しかしこの映画のまさにバックボーンのひとつがスペイン内乱にあるのは 間違いなく、特に孤児院の庭に突き刺さった不発弾の存在が作品全体を包み込むシンボルとして大きな役目を果たしています。
孤児院に連れてこられた少年カルロスが幽霊に出会います。どうやらこの施設で死んだらしい少年です。幽霊は何もの?何か伝えたいの?少年はどうなるの?孤児院はどうなるの?外の戦争は?
少年が出会うのは幽霊だけじゃなく、施設のお友達、いじめっ子、先生、その他の人もいますね、不発弾やスペインの空、孤児院の外に広がる荒野、内乱、そして事件。少年の目を通して、現実とファンタジーが融合した世界をこの映画は構築しています。まるでラテン文学のように幽霊や戦争や胎児酒の瓶を同レベルで描いています。そこが魅力です。これはスペインの血ですか。え?監督はメキシコ人?まじか。じゃあラテンの血か。こういう混じり合ったの大好きなんですけど。
混じり合ってるからしてこの映画もジャンル分けが悩ましい映画です。幽霊が出てくるからホラーかというとそうでもなく、完全なファンタジーかというとそうでもなく、サスペンスかというとまあ基本的にサスペンスかもしれないがそれにしてはファンタジーだし。
このノー・ジャンル感がいいんですよね。
ジャンルなどはどうでもいいとして、この映画に出てくるいろいろな断片、イメージは印象深いです。とりわけ、広大な荒野にぽつんと建つ舞台である孤児院とその門は象徴的です。閉じ込められているという感じは、主人公の少年をはじめ大人も全てそうなのですね。先生もお兄さんもお姉さんも皆そうです。幽霊もそうです。瓶詰めの胎児もそうです。

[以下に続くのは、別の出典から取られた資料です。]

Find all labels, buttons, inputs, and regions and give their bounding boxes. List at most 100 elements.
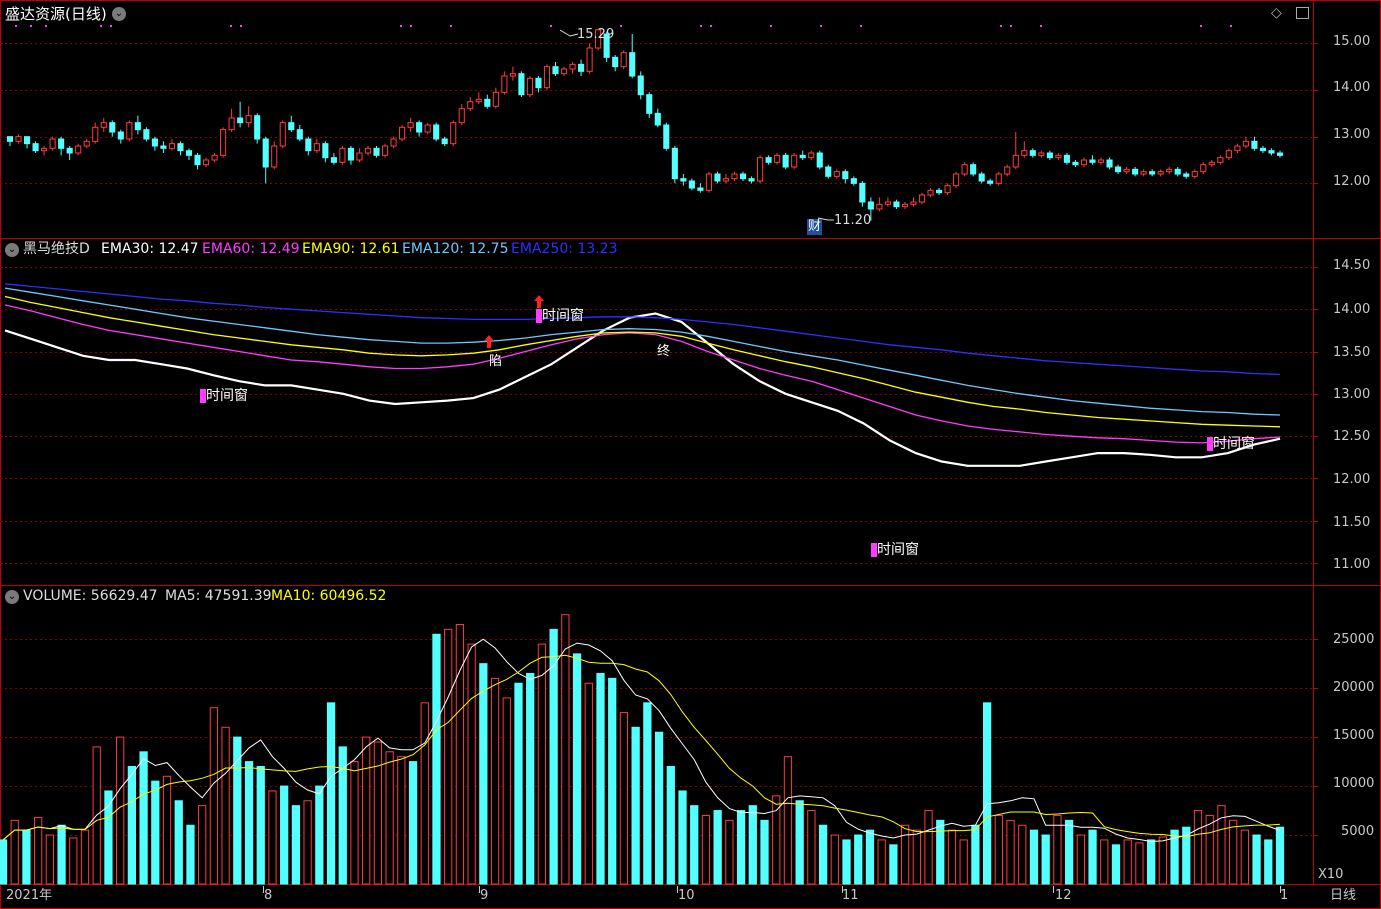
candle-body xyxy=(279,122,286,147)
volume-bar xyxy=(584,682,593,885)
candle-body xyxy=(450,122,457,145)
volume-bar xyxy=(45,834,54,885)
ema-y-tick: 12.50 xyxy=(1333,429,1371,444)
chevron-down-icon[interactable]: ⌄ xyxy=(5,590,19,604)
candle-body xyxy=(296,129,303,140)
volume-bar xyxy=(1170,829,1179,885)
candle-body xyxy=(1029,150,1036,156)
volume-multiplier: X10 xyxy=(1318,867,1344,882)
volume-bar xyxy=(326,702,336,885)
volume-bar xyxy=(1240,829,1249,885)
volume-bar xyxy=(10,819,19,885)
volume-y-tick: 10000 xyxy=(1333,776,1375,791)
volume-bar xyxy=(795,800,804,885)
candle-body xyxy=(535,77,542,89)
chevron-down-icon[interactable]: ⌄ xyxy=(112,7,126,21)
up-arrow-icon xyxy=(534,295,544,308)
ema-indicator-name[interactable]: 黑马绝技D xyxy=(23,241,90,257)
period-selector[interactable]: 日线 xyxy=(1330,888,1357,903)
candle-body xyxy=(1157,171,1164,175)
volume-bar xyxy=(1158,836,1167,885)
candle-body xyxy=(1225,150,1232,159)
volume-bar xyxy=(1193,810,1203,885)
candle-body xyxy=(254,115,261,140)
candle-body xyxy=(1149,171,1156,175)
candle-body xyxy=(1217,157,1224,163)
candle-body xyxy=(373,147,380,156)
volume-bar xyxy=(1264,839,1273,885)
candle-body xyxy=(936,189,943,194)
signal-dot xyxy=(1010,25,1012,27)
time-window-label: 时间窗 xyxy=(1213,436,1255,452)
volume-bar xyxy=(186,824,195,885)
ema120-line xyxy=(4,287,1281,416)
candle-body xyxy=(32,143,39,152)
x-axis-label: 8 xyxy=(264,888,273,903)
candle-body xyxy=(330,157,337,163)
candle-body xyxy=(194,154,201,166)
volume-bar xyxy=(982,702,992,885)
volume-bar xyxy=(57,824,66,885)
candle-body xyxy=(953,173,960,187)
candle-body xyxy=(211,154,218,161)
candle-body xyxy=(484,98,491,107)
candle-body xyxy=(1259,147,1267,152)
volume-bar xyxy=(936,819,945,885)
candle-body xyxy=(109,122,116,133)
volume-y-tick: 15000 xyxy=(1333,728,1375,743)
candle-body xyxy=(1055,154,1062,159)
candle-body xyxy=(1251,140,1258,149)
volume-bar xyxy=(1053,814,1062,885)
price-high-label: 15.29 xyxy=(577,27,615,42)
candle-body xyxy=(893,201,900,208)
candle-body xyxy=(202,159,210,166)
volume-bar xyxy=(385,751,394,885)
volume-bar xyxy=(1229,819,1238,885)
candle-body xyxy=(603,33,610,58)
ma5-line xyxy=(2,638,1281,843)
candle-body xyxy=(859,182,866,203)
volume-bar xyxy=(889,844,898,885)
chevron-down-icon[interactable]: ⌄ xyxy=(5,243,19,257)
window-toggle-icon[interactable] xyxy=(1296,7,1309,19)
volume-bar xyxy=(1252,834,1261,885)
signal-dot xyxy=(620,25,622,27)
signal-dot xyxy=(400,25,402,27)
candle-body xyxy=(168,143,176,149)
signal-dot xyxy=(240,25,242,27)
candle-body xyxy=(237,117,244,124)
candle-body xyxy=(944,185,951,194)
candle-body xyxy=(220,129,227,156)
candle-body xyxy=(475,98,482,103)
volume-bar xyxy=(1006,819,1015,885)
signal-dot xyxy=(30,25,32,27)
signal-dot xyxy=(450,25,452,27)
candle-body xyxy=(560,68,568,75)
volume-bar xyxy=(736,810,746,885)
volume-bar xyxy=(947,829,957,885)
volume-bar xyxy=(561,614,570,885)
candle-body xyxy=(424,124,431,133)
candle-body xyxy=(1114,166,1122,173)
volume-bar xyxy=(127,765,137,885)
price-y-tick: 15.00 xyxy=(1333,34,1371,49)
signal-dot xyxy=(45,25,47,27)
ema60-value: EMA60: 12.49 xyxy=(202,241,300,257)
diamond-icon[interactable]: ◇ xyxy=(1271,5,1282,21)
candle-body xyxy=(1063,154,1070,163)
candle-body xyxy=(399,126,406,140)
candle-body xyxy=(543,66,551,89)
candle-body xyxy=(739,173,747,180)
candle-body xyxy=(1208,161,1215,166)
ema250-value: EMA250: 13.23 xyxy=(511,241,618,257)
volume-bar xyxy=(842,839,851,885)
volume-bar xyxy=(268,790,277,885)
volume-bar xyxy=(280,785,289,885)
candle-body xyxy=(774,154,781,163)
volume-bar xyxy=(233,736,242,885)
ma5-value: MA5: 47591.39 xyxy=(165,588,272,604)
candle-body xyxy=(1174,168,1181,175)
candle-body xyxy=(765,157,772,163)
candle-body xyxy=(680,178,687,182)
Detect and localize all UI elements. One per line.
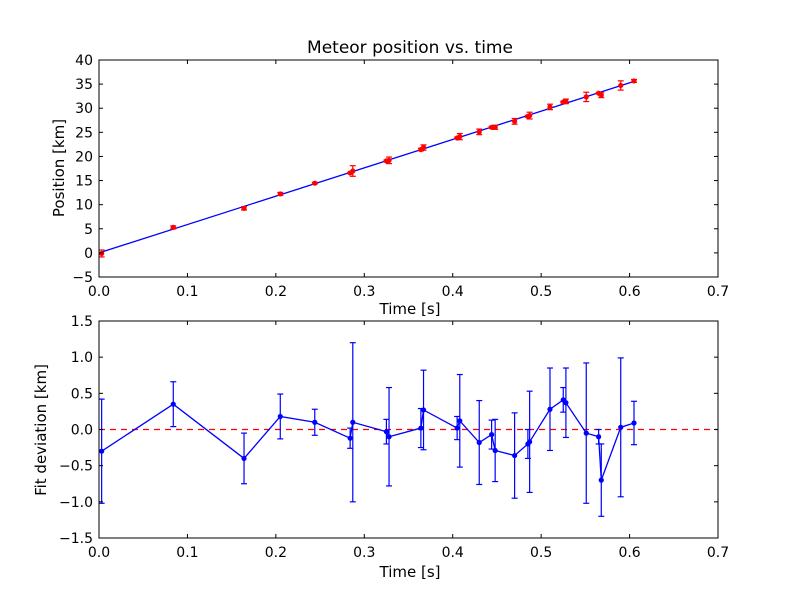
x-tick-label: 0.0	[88, 284, 110, 300]
y-tick-label: −1.5	[59, 531, 93, 547]
y-tick-label: 5	[84, 222, 93, 238]
data-point	[631, 420, 637, 426]
y-tick-label: 0	[84, 246, 93, 262]
data-point	[492, 124, 498, 130]
data-point	[598, 477, 604, 483]
data-point	[583, 94, 589, 100]
axes-frame	[98, 59, 719, 278]
data-point	[383, 429, 389, 435]
data-point	[583, 430, 589, 436]
fit-line	[98, 80, 635, 254]
data-point	[492, 447, 498, 454]
data-point	[350, 168, 356, 174]
data-point	[241, 455, 247, 462]
y-tick-label: 40	[75, 53, 93, 69]
y-tick-label: 0.0	[71, 423, 93, 439]
y-tick-label: 0.5	[71, 386, 93, 402]
data-point	[598, 92, 604, 98]
data-point	[420, 144, 427, 151]
data-point	[418, 425, 424, 431]
data-point	[99, 250, 105, 257]
y-tick-label: 15	[75, 174, 93, 190]
x-tick-label: 0.2	[265, 545, 287, 561]
data-point	[277, 191, 283, 197]
data-point	[241, 205, 247, 211]
data-point	[512, 452, 518, 459]
y-tick-label: −5	[72, 270, 93, 286]
data-point	[420, 407, 427, 413]
x-tick-label: 0.4	[442, 284, 464, 300]
data-point	[386, 157, 392, 163]
data-point	[350, 419, 356, 425]
x-tick-label: 0.5	[530, 545, 552, 561]
chart-title: Meteor position vs. time	[307, 38, 513, 58]
y-tick-label: 10	[75, 198, 93, 214]
data-point	[563, 400, 569, 406]
y-tick-label: 1.5	[71, 314, 93, 330]
data-point	[527, 439, 533, 445]
data-point	[618, 82, 624, 89]
x-tick-label: 0.1	[176, 284, 198, 300]
data-point	[312, 419, 318, 425]
data-point	[277, 413, 283, 420]
position-axes: 0.0 0.1 0.2 0.3 0.4 0.5 0.6 0.7 −5 0 5 10 15 20 25 30 35…	[72, 53, 729, 300]
data-point	[170, 401, 176, 407]
deviation-axes: 0.0 0.1 0.2 0.3 0.4 0.5 0.6 0.7 −1.5 −1.0 −0.5 0.0 0…	[59, 314, 729, 561]
data-point	[476, 439, 482, 446]
y-tick-label: 1.0	[71, 350, 93, 366]
x-tick-label: 0.4	[442, 545, 464, 561]
y-tick-label: −1.0	[59, 495, 93, 511]
x-tick-label: 0.5	[530, 284, 552, 300]
x-tick-label: 0.7	[707, 284, 729, 300]
x-tick-label: 0.0	[88, 545, 110, 561]
x-tick-label: 0.3	[353, 284, 375, 300]
data-point	[170, 224, 176, 230]
data-point	[99, 448, 105, 454]
x-tick-label: 0.6	[618, 284, 640, 300]
x-tick-label: 0.1	[176, 545, 198, 561]
y-tick-label: −0.5	[59, 459, 93, 475]
data-point	[457, 134, 463, 140]
y-tick-label: 25	[75, 125, 93, 141]
y-tick-label: 35	[75, 77, 93, 93]
bottom-y-axis-label: Fit deviation [km]	[32, 364, 50, 496]
data-point	[457, 418, 463, 424]
bottom-x-axis-label: Time [s]	[379, 563, 441, 581]
data-point	[527, 113, 533, 119]
data-point	[347, 435, 353, 441]
data-point	[547, 406, 553, 412]
data-point	[386, 434, 392, 440]
data-point	[563, 98, 569, 104]
data-point	[547, 104, 553, 110]
top-y-axis-label: Position [km]	[50, 119, 68, 217]
y-tick-label: 20	[75, 149, 93, 165]
x-tick-label: 0.7	[707, 545, 729, 561]
data-point	[489, 431, 495, 438]
y-tick-label: 30	[75, 101, 93, 117]
data-point	[618, 424, 624, 430]
data-point	[596, 434, 602, 440]
x-tick-label: 0.2	[265, 284, 287, 300]
x-tick-label: 0.3	[353, 545, 375, 561]
top-x-axis-label: Time [s]	[379, 300, 441, 318]
data-point	[512, 118, 518, 124]
data-point	[631, 78, 637, 84]
data-point	[312, 180, 318, 186]
data-point	[476, 129, 482, 135]
data-point	[454, 425, 460, 431]
x-tick-label: 0.6	[618, 545, 640, 561]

そして遠くの街にいる人たちはスペインの内戦によって歴史に閉じ込められています。そういう閉塞感と全体のストーリーの絡みがまた格別です。幽霊や事件や謎解きなどの要素を剥ぎ取っても、良質のスペイン映画という味わいが残るんです。
ギレルモ・デル・トロはホラーやファンタジー系の人でもあるので、怖いシーンや痛いシーンを撮るのがこれがまた上手くて。「パンズ・ラビリンス」の時は、まあ、ほんと驚きましたね。ま、それはパンズ・ラビリンスの時に書きましょうか。
本作とパンズ・ラビリンスは続けざまに見ると格別の味わいがあるかもしれませんですよ。